"Farm-grown vegetables" and other WTF ad one-liners

McDonald’s does this on every commercial now. I’ve actually noticed it for a few years - it was that obvious. Now you won’t be able to watch or listen to any of their commercials without it bothering you. You’re welcome.

Often, when some joint is hawking the latest sandwich, they’ll tell us all these fabulous ingredients are “on a bakery bun.” Isn’t that where everybody gets their buns? Aside from the steel ones, I mean.

That Salmon story reminds me of this Mr. Show gag.

That’s the Fairsley Difference!

Maybe this is just me, but I consider “bakery” to be a shop where bread is baked on the premises. I don’t consider factory-made buns sold in supermarkets to be “bakery” buns.

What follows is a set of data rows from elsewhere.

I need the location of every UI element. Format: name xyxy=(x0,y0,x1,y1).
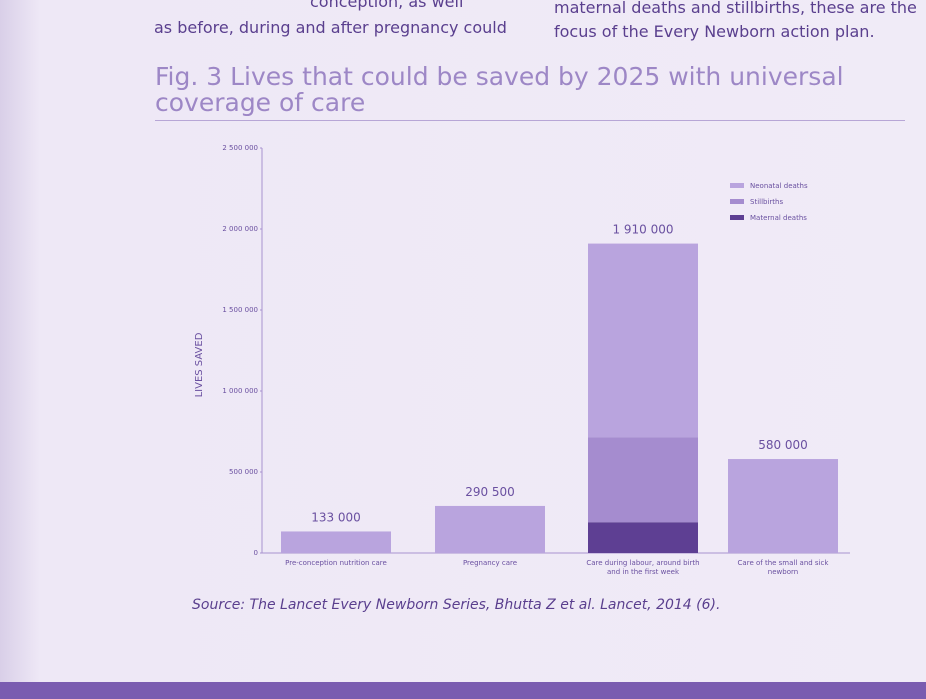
value-label: 1 910 000 xyxy=(612,223,673,237)
legend-label: Neonatal deaths xyxy=(750,182,808,190)
value-label: 133 000 xyxy=(311,510,361,524)
bar-segment xyxy=(588,244,698,438)
y-tick-label: 500 000 xyxy=(229,468,258,476)
bar-segment xyxy=(281,531,391,553)
bar-segment xyxy=(728,459,838,553)
y-tick-label: 1 000 000 xyxy=(222,387,258,395)
bar-segment xyxy=(588,437,698,522)
legend-label: Stillbirths xyxy=(750,198,783,206)
x-tick-label: Care of the small and sick newborn xyxy=(723,559,843,577)
x-tick-label: Pre-conception nutrition care xyxy=(276,559,396,568)
x-tick-label: Care during labour, around birth and in … xyxy=(583,559,703,577)
source: Source: The Lancet Every Newborn Series,… xyxy=(192,597,720,613)
y-tick-label: 0 xyxy=(254,549,258,557)
bar-segment xyxy=(588,522,698,553)
legend-swatch xyxy=(730,199,744,204)
chart: LIVES SAVED 0 500 000 1 000 000 1 500 000 2 … xyxy=(0,0,926,699)
legend-swatch xyxy=(730,183,744,188)
page: conception, as well as before, during an… xyxy=(0,0,926,699)
y-tick-label: 2 000 000 xyxy=(222,225,258,233)
y-axis-label: LIVES SAVED xyxy=(194,332,205,397)
value-label: 580 000 xyxy=(758,438,808,452)
legend-label: Maternal deaths xyxy=(750,214,807,222)
x-tick-label: Pregnancy care xyxy=(430,559,550,568)
bar-segment xyxy=(435,506,545,553)
y-tick-label: 2 500 000 xyxy=(222,144,258,152)
page-edge xyxy=(0,682,926,699)
y-tick-label: 1 500 000 xyxy=(222,306,258,314)
legend-swatch xyxy=(730,215,744,220)
value-label: 290 500 xyxy=(465,485,515,499)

Essential oils. Far more potent lemony flavor than juice in a much smaller amount, and zero calories. What I want to know is how they emulsify it in a bottle of water for such a long time. When I make lemon water with e.o., it floats to the top and I have to keep shaking it every time I pick it up.

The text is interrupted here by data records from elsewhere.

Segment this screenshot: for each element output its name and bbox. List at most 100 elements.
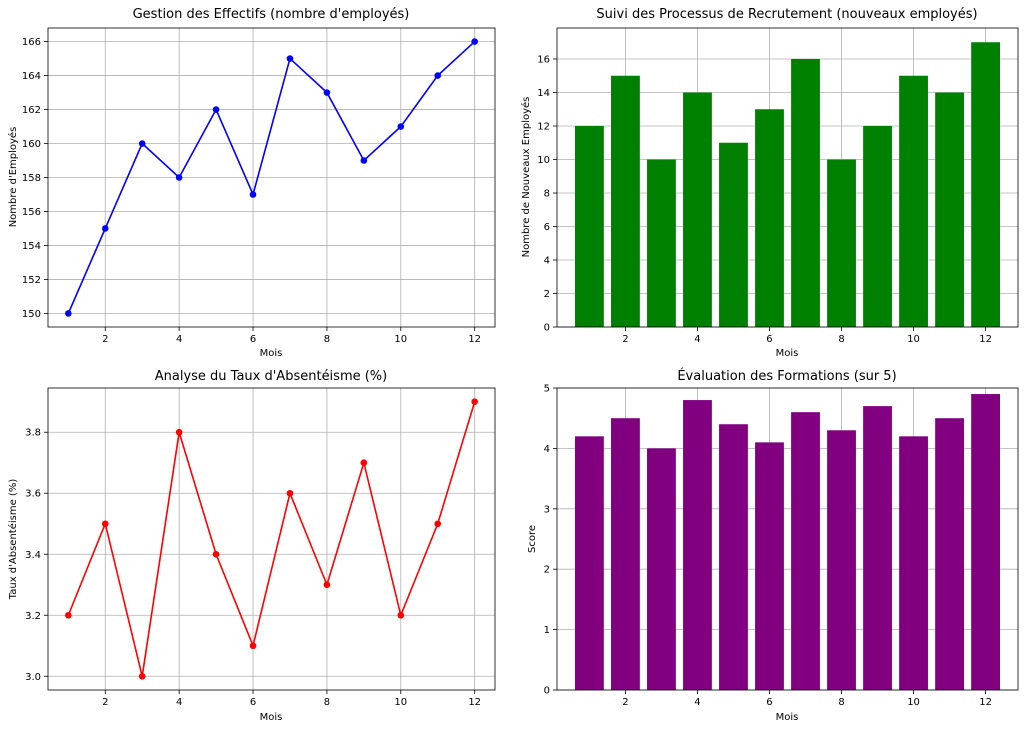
y-tick-label: 0 — [544, 323, 550, 334]
x-tick-label: 8 — [838, 697, 844, 708]
y-tick-label: 16 — [537, 54, 550, 65]
x-tick-label: 10 — [907, 334, 920, 345]
data-point — [249, 642, 257, 650]
bar — [791, 58, 820, 327]
x-tick-label: 4 — [694, 697, 700, 708]
x-tick-label: 10 — [394, 697, 407, 708]
x-axis-label: Mois — [260, 712, 283, 723]
bar — [575, 436, 604, 690]
bar — [719, 142, 748, 327]
chart-title: Évaluation des Formations (sur 5) — [677, 368, 896, 384]
x-tick-label: 10 — [907, 697, 920, 708]
bar — [719, 424, 748, 690]
data-point — [101, 520, 109, 528]
y-tick-label: 158 — [22, 173, 41, 184]
bar — [683, 400, 712, 690]
data-point — [101, 225, 109, 232]
data-point — [175, 174, 183, 181]
plot-frame — [556, 387, 1019, 691]
x-tick-label: 10 — [394, 334, 407, 345]
y-axis-label: Score — [527, 525, 538, 553]
bar — [899, 75, 928, 327]
y-tick-label: 4 — [544, 444, 550, 455]
y-tick-label: 3.2 — [25, 611, 41, 622]
x-tick-label: 6 — [766, 334, 772, 345]
x-tick-label: 12 — [468, 697, 481, 708]
y-axis-label: Taux d'Absentéisme (%) — [7, 479, 19, 601]
x-tick-label: 12 — [979, 334, 992, 345]
data-point — [212, 106, 220, 113]
data-point — [212, 550, 220, 558]
y-tick-label: 156 — [22, 207, 41, 218]
series-line — [67, 401, 476, 677]
data-point — [323, 581, 331, 589]
y-tick-label: 2 — [544, 565, 550, 576]
bar — [971, 42, 1000, 327]
chart-recruitment: 2 4 6 8 10 12 0 2 4 6 8 10 12 14 16 Suivi des Processu… — [520, 7, 1019, 359]
bar — [863, 125, 892, 327]
x-axis-label: Mois — [776, 348, 799, 359]
x-tick-label: 2 — [622, 697, 628, 708]
bar — [575, 125, 604, 327]
y-axis-label: Nombre de Nouveaux Employés — [520, 97, 532, 258]
x-tick-label: 8 — [324, 334, 330, 345]
data-point — [65, 611, 72, 619]
x-tick-label: 2 — [622, 334, 628, 345]
y-tick-label: 164 — [22, 71, 41, 82]
x-tick-label: 2 — [102, 334, 108, 345]
data-point — [434, 72, 442, 79]
x-tick-label: 4 — [694, 334, 700, 345]
data-point — [360, 157, 368, 164]
y-tick-label: 5 — [544, 384, 550, 395]
x-tick-label: 12 — [979, 697, 992, 708]
chart-title: Analyse du Taux d'Absentéisme (%) — [155, 369, 388, 384]
data-point — [397, 123, 405, 130]
y-tick-label: 154 — [22, 241, 41, 252]
x-tick-label: 4 — [176, 697, 182, 708]
data-point — [397, 611, 405, 619]
x-tick-label: 6 — [250, 334, 256, 345]
data-point — [323, 89, 331, 96]
data-point — [360, 459, 368, 467]
y-tick-label: 152 — [22, 275, 41, 286]
x-tick-label: 8 — [838, 334, 844, 345]
bar — [935, 418, 964, 690]
y-tick-label: 12 — [537, 121, 550, 132]
y-tick-label: 10 — [537, 155, 550, 166]
y-tick-label: 4 — [544, 255, 550, 266]
data-point — [65, 310, 72, 317]
data-point — [138, 140, 146, 147]
bar — [935, 92, 964, 327]
y-tick-label: 14 — [537, 88, 550, 99]
chart-absenteeism: 2 4 6 8 10 12 3.0 3.2 3.4 3.6 3.8 Analyse du Taux … — [7, 369, 496, 723]
y-tick-label: 3.4 — [25, 550, 41, 561]
x-tick-label: 4 — [176, 334, 182, 345]
bar — [647, 159, 676, 327]
x-tick-label: 12 — [468, 334, 481, 345]
data-point — [471, 38, 478, 45]
chart-title: Gestion des Effectifs (nombre d'employés… — [133, 7, 410, 22]
chart-title: Suivi des Processus de Recrutement (nouv… — [596, 7, 977, 22]
y-tick-label: 8 — [544, 188, 550, 199]
data-point — [434, 520, 442, 528]
chart-headcount: 2 4 6 8 10 12 150 152 154 156 158 160 162 164 166 Gest… — [7, 7, 496, 359]
y-tick-label: 166 — [22, 37, 41, 48]
bar — [683, 92, 712, 327]
bar — [971, 394, 1000, 690]
y-tick-label: 150 — [22, 309, 41, 320]
y-tick-label: 162 — [22, 105, 41, 116]
bar — [611, 418, 640, 690]
data-point — [138, 672, 146, 680]
y-tick-label: 160 — [22, 139, 41, 150]
bar — [827, 430, 856, 690]
y-tick-label: 0 — [544, 686, 550, 697]
bar — [755, 109, 784, 327]
data-point — [249, 191, 257, 198]
y-tick-label: 3.8 — [25, 428, 41, 439]
bar — [611, 75, 640, 327]
bar — [827, 159, 856, 327]
x-tick-label: 6 — [766, 697, 772, 708]
x-tick-label: 6 — [250, 697, 256, 708]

I can has *that *pan-fried?!?! :eek:

I see your point, but the fast food place buys their “bakery buns” from the same factory-size bakery that makes their regular buns. A great big bakery is just a storefront bakery that became very successful. Marvin Holsum and Jake Bunny started small, just like Hideo Panera. No, not really. I made up the part about Marvin, Jake, and Hideo. :stuck_out_tongue:

It’s already been done. It’s called lard.

Now what I really want to see is somebody with the balls to make a product that contains 100% lard and advertise it as a selling point.

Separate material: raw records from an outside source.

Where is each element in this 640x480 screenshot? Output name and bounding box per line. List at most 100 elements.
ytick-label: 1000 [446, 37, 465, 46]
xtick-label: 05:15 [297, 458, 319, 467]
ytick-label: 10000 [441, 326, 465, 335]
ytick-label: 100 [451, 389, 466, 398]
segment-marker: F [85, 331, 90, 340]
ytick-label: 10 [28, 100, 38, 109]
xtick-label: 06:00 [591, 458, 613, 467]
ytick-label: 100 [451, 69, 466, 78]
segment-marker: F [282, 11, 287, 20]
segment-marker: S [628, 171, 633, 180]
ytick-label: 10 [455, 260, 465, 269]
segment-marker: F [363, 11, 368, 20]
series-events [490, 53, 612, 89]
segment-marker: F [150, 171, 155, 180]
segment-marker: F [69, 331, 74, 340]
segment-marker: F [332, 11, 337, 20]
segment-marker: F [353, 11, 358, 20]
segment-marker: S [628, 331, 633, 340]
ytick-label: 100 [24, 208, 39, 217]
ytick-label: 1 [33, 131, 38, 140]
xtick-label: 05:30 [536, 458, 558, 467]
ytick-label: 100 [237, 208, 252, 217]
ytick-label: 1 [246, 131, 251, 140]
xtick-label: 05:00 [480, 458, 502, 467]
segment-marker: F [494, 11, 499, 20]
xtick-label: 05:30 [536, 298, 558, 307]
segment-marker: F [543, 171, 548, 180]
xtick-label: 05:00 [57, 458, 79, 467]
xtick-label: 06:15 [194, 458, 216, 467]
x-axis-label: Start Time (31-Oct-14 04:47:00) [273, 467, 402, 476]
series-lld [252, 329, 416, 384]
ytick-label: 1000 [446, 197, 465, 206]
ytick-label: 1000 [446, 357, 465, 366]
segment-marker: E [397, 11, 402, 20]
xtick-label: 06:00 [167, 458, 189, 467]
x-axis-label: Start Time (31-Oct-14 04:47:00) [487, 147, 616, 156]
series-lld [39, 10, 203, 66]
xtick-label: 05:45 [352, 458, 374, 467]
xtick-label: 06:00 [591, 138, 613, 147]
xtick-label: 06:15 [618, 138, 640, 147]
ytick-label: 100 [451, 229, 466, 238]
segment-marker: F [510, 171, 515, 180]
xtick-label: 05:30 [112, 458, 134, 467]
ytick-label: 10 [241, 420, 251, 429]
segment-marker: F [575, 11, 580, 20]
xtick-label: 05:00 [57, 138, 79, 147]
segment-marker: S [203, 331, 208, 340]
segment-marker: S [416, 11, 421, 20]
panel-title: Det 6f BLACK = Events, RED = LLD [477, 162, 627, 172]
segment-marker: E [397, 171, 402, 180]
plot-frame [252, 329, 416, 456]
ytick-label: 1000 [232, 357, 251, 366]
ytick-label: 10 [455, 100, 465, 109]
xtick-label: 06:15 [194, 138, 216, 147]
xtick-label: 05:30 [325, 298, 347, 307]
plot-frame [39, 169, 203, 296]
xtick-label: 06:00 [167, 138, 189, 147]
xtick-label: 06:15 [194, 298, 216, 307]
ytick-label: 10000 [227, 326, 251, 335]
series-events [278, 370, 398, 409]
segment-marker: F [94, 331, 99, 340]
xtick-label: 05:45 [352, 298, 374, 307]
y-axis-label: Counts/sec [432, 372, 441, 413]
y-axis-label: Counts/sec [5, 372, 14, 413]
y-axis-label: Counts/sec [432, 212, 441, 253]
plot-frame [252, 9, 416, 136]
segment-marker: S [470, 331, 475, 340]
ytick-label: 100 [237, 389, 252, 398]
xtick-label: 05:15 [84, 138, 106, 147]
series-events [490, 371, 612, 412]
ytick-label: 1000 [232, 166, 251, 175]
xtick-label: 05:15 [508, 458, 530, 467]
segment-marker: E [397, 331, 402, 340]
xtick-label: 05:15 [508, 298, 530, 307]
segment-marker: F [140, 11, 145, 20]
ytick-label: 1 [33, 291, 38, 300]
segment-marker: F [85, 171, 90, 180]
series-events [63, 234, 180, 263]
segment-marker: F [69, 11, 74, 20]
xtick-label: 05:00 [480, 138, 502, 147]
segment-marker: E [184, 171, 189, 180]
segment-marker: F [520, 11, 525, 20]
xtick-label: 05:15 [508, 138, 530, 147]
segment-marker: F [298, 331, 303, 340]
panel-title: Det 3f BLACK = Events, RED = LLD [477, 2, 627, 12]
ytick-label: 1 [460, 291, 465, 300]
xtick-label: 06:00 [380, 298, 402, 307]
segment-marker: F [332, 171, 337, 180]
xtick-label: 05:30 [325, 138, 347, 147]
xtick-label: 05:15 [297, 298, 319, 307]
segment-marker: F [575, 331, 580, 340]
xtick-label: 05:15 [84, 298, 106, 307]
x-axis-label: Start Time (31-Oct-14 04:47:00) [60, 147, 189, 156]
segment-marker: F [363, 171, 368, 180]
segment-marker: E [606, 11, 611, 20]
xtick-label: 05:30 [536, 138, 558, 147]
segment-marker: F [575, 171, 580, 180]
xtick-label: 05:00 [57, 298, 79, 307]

“Now made with 100% lard, no hydrogenated vegetable shortening, or fillers. Guaranteed the best taste! Just like Grandma used to make!”

I don’t think there really is this magic diet food called lard, with it’s no hydrogenated fats or fillers.

I would like to know more about such a product. i’m sure it must be loaded with sugars or else it has a bunch of chemicals in it. Right?

Who said anything about it being a diet food? Fuck the jingoism, adspeak, and propaganda of this so called health revolution in America. It’s just snake oil bullshit from the food companies and the Government. They can shove their studies up their ass.

Lard is neither a filler nor hydrogented, and I guarantee it tastes better.

Oh man, I just had a discussion along these lines last night with my fiance and roommate.

I was making microwave popcorn and I noticed the box had “100% Whole Grain!” triumphantly plastered on the front.

I showed it to the others in the house. It’s a box of corn kernels, what else is there but whole grains?!

I laughed about that for a while

I am definitely asking that next time I see that phrase. Mangetout, you would have loved my reaction: I read it, felt the glee wash over me, then guffawed loudly. It was like slow motion. You’ve made my week.

The local market (=“farmers market”, I think in the U.S.) has a stall that sells “Organic Water”

Ummm…I can think of a lot of organic things that might get into my water. Cowpats, for instance. Or flies. Or a dead possum. I’m pretty sure there’s nothing organic that I want in there though.
On the “sneaky advertising” front, one of my current pet hates is on many boxes of breakfast cereal “Low G.I. (when served with milk)”. Yes, that would be because MILK is low G.I. So just drink a glass of milk! Why add your crappy cereal to the mix?

Because Honeycomb’s BIG!

Yea, Yea, Yea!

BIG BIG Tatse and a BIG BIG Bite.

My Mom works for a company that makes flavors. Legally you can claim “natural flavoring” if you flavoring is derived from anything in nature, no matter how unrelated to the actual flavor it is. Apparently the chemists make flavors out of some seriously random things. (It is neat to know someone who can read and understand the full ingredient list on foods. Though usually when she’s done explaining I don’t want to eat it anymore)

Funny anecdote: They have a slurpee/slushie machine that they use to sample & demonstrate flavors. They’ll make a batch for testing and then employees can help themselves as well. Usually people stick post-its on it to label what is in it at the moment. One of the chemist’s in my Mom’s division had a strawberry lemonade flavor in there that was very yummy and popular among the employees, so it went quickly. She went down in the afternoon and was excited to see the label still up, and got herself a glass.

Someone had forgotten to change the label, and it was meat flavored. Just thinking about the meat slurpee still gives me a giggle. Talk about gross.

Devil, thanks for trying to fight my ignorance but I use lard all the time when I cook. (well maybe not all the time)

My tongue was firmly in my cheek.

I guess I’m just not that funny of a guy.